И они, не разговаривая, даже не глядя друг на друга, отошли к тротуару на другой стороне улицы. Дэдэ молча шел за Робером. Изредка его взгляд обращался к Кэрелю, правая рука которого была в крови.


В присутствии Ноно Робер вновь чувствовал себя настоящим мужчиной, чего в присутствии Кэреля ему почувствовать не удавалось. Не то чтобы он становился внутренне или внешне похож на педика, но рядом с Кэрелем, которого он уже не считал нормальным, любящим женщин мужчиной, он невольно погружался в смутную тревожную атмосферу, всегда окружающую мужчин, испытывающих гомосексуальное влечение. Они существуют в своей особой вселенной (со своими законами и тайными, невидимыми отношениями), откуда мысли о женщине изгнаны навсегда. В момент наслаждения оба самца испытывают друг к другу нечто вроде нежности (особенно хозяин), но нежность — не совсем точное слово, лучше было бы сказать: нечто вроде смеси признательности к доставившему тебе удовольствие телу, всепоглощающего успокоения после пережитого наслаждения, физической усталости, почти отвращения, захлестывающего вас и приносящего облегчение, опрокидывающего и поднимающего над землей, и, наконец, грусти и этой легкой, промелькнувшей, как слабая вспышка, нежности, неизменно оказывающий незаметное воздействие на обычное физическое влечение между мужчиной и женщиной или просто между двумя живыми существами, из которых одно женского пола, а отсутствие в этой вселенной женщины делает обоих самцов самих немного женственнее. Присутствие женщины совсем не обязательно, это перевоплощение лучше удается не более слабому и молодому или более чуткому, но более изощренному, который часто бывает и сильнее, и старше. Двух мужчин объединяет некий тайный сговор, предполагающий отсутствие женщины, отчего женщина как бы невольно связывает их своим отсутствием. Именно поэтому они абсолютно не нуждаются в том, чтобы притворяться или казаться чем-то иным, чем они являются на самом деле: два мужественных самца могут ревновать или ненавидеть друг друга, но любить друг друга им совсем не обязательно. Сам того не желая, Ноно все рассказал Роберу. Теперь он больше не испытывал такой ярости, когда вспоминал разговор двух братьев:

— А ты неплохо устроился.

— Ну, это не так уж и приятно.

Очевидно, признание явилось следствием стыда, который мучил его с того знаменательногог вечера. Никогда Ноно не пытался избавиться от Робера. Никогда Робер, зная правила игры, не просил у него прислать хозяйку. Впрочем, даже когда он приходил в бордель в качестве клиента, он лишь тогда замечал Мадам Лизиану, когда та сама его выбирала. Отметив про себя, что Робер никак не отреагировал на то, что его брат спит с ним, Ноно почувствовал глубокое облегчение. В душе он желал, чтобы Робер больше привязался к нему, признав его за своего зятя. Два дня спустя он признался ему во всем. Начал он издалека.
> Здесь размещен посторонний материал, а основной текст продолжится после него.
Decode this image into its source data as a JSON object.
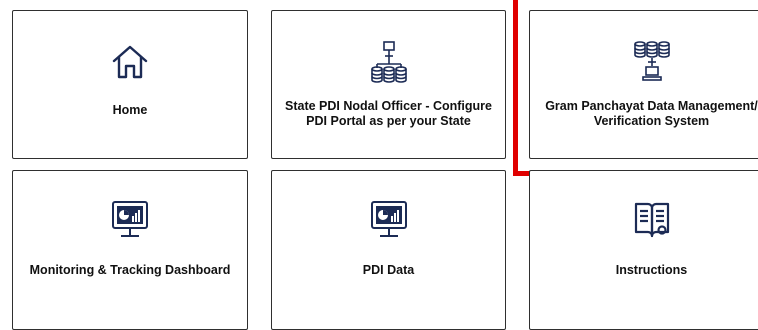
{
  "tiles": {
    "home": {
      "label": "Home",
      "icon": "home-icon"
    },
    "state_pdi": {
      "label": "State PDI Nodal Officer - Configure PDI Portal as per your State",
      "icon": "database-network-icon"
    },
    "gram_panchayat": {
      "label": "Gram Panchayat Data Management/ Verification System",
      "icon": "database-computer-icon"
    },
    "monitoring": {
      "label": "Monitoring & Tracking Dashboard",
      "icon": "dashboard-monitor-icon"
    },
    "pdi_data": {
      "label": "PDI Data",
      "icon": "dashboard-monitor-icon"
    },
    "instructions": {
      "label": "Instructions",
      "icon": "book-icon"
    }
  },
  "colors": {
    "icon": "#1c2b55",
    "highlight": "#e00000",
    "border": "#2f2f2f"
  }
}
— Я считаю, что я выиграл. Твой брат оказался достаточно уступчив.

— Не может быть.

— Честное слово. Только не говори об этом ему.

— Мне все равно. Но ты ведь не хочешь сказать, что тебе удалось его трахнуть?

Ноно хихикнул, вид у него был довольно смущенный и в то же время победоносный.

— Кроме шуток, тебе удалось? Знаешь, это удивительно.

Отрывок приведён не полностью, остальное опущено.